I don't know how much longer I'm going to get away with the hormones card but as long as its even remotely a plausible excuse, I'll claim it. Via The New Potato, there are foods and drinks that are not kombucha and sea kelp that I actually don't mind and am happy to give a try.
As I work on a keeping myself whole, I'm giving the following a try each day.
1. Avocado. Apparently its not only a contender for 2014, '15 and '16 Trendiest Food of The Year but its also proven to regulate hormone imbalances. Happy to have avo on toast any day.
2. Coconut Oil.
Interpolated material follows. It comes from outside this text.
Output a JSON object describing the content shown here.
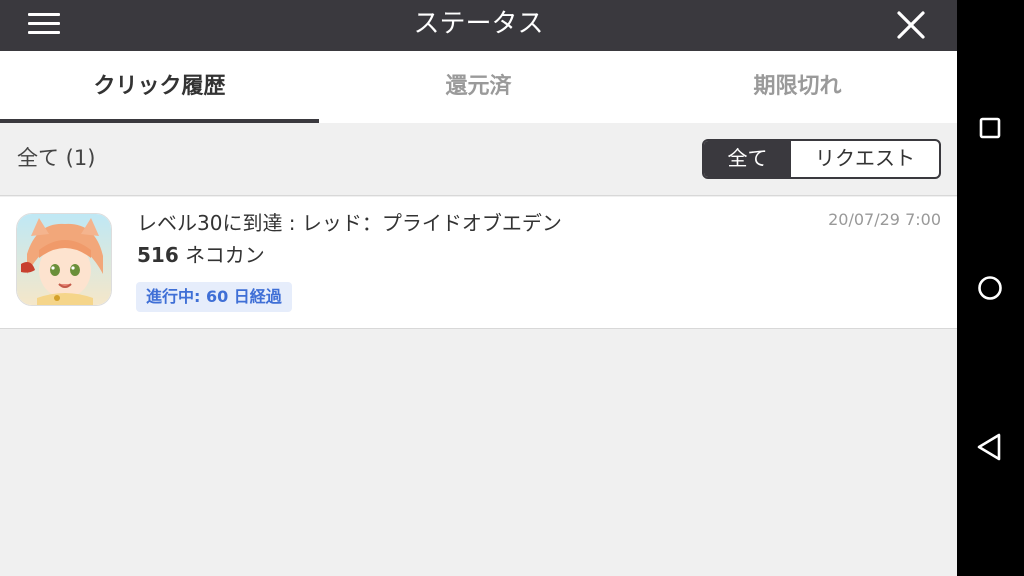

My yoga instructor hooked me onto the oil as a way of pulling toxins out of the body by swishing it around in your mouth. Mixed into a bit of hot water or swallowed by the spoonful, coconut oil regulates energy and insulin.
3. Carrots. What a dream food. Easy for a snack when you don't have time to eat and keeps estrogen and serotonin production in check.
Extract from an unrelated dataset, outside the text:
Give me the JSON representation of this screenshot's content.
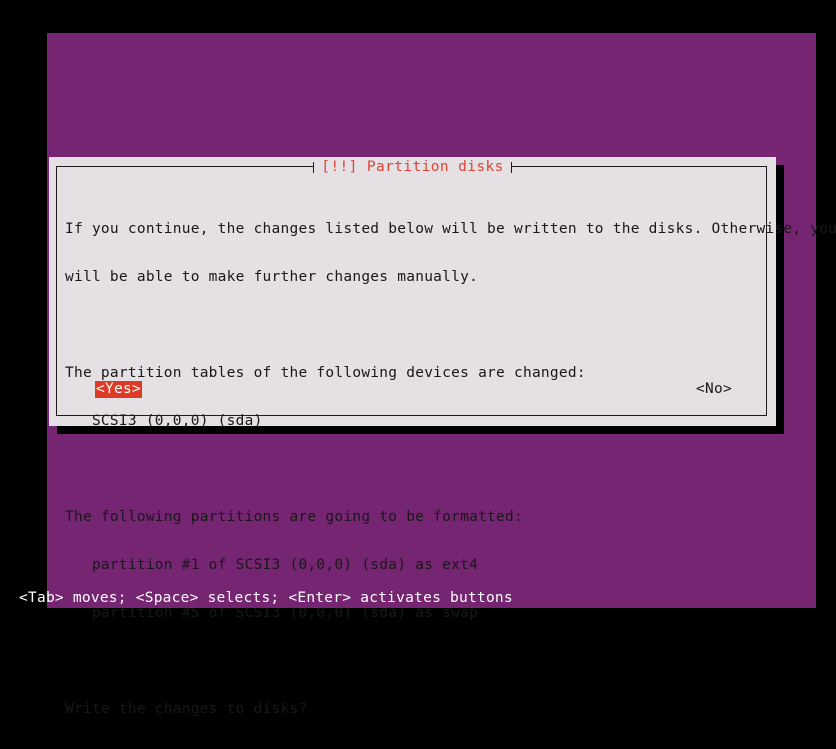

4. Flax Seeds. Also good on the estrogen balancing front. They're not as natural for me to include in my day to day but I'm going to try crushing and sprinkling seeds on toast and cream cheese.
5. Quinoa. Ditto to the above. The nutty grain has an outer shell that contains elements that regulate our estrogen and cortisol levels. I tend to favor the far more carb-y couscous alternative, but this is easy enough to fit in to a staple lunch time salad and added bonus that its good for Bodie as well.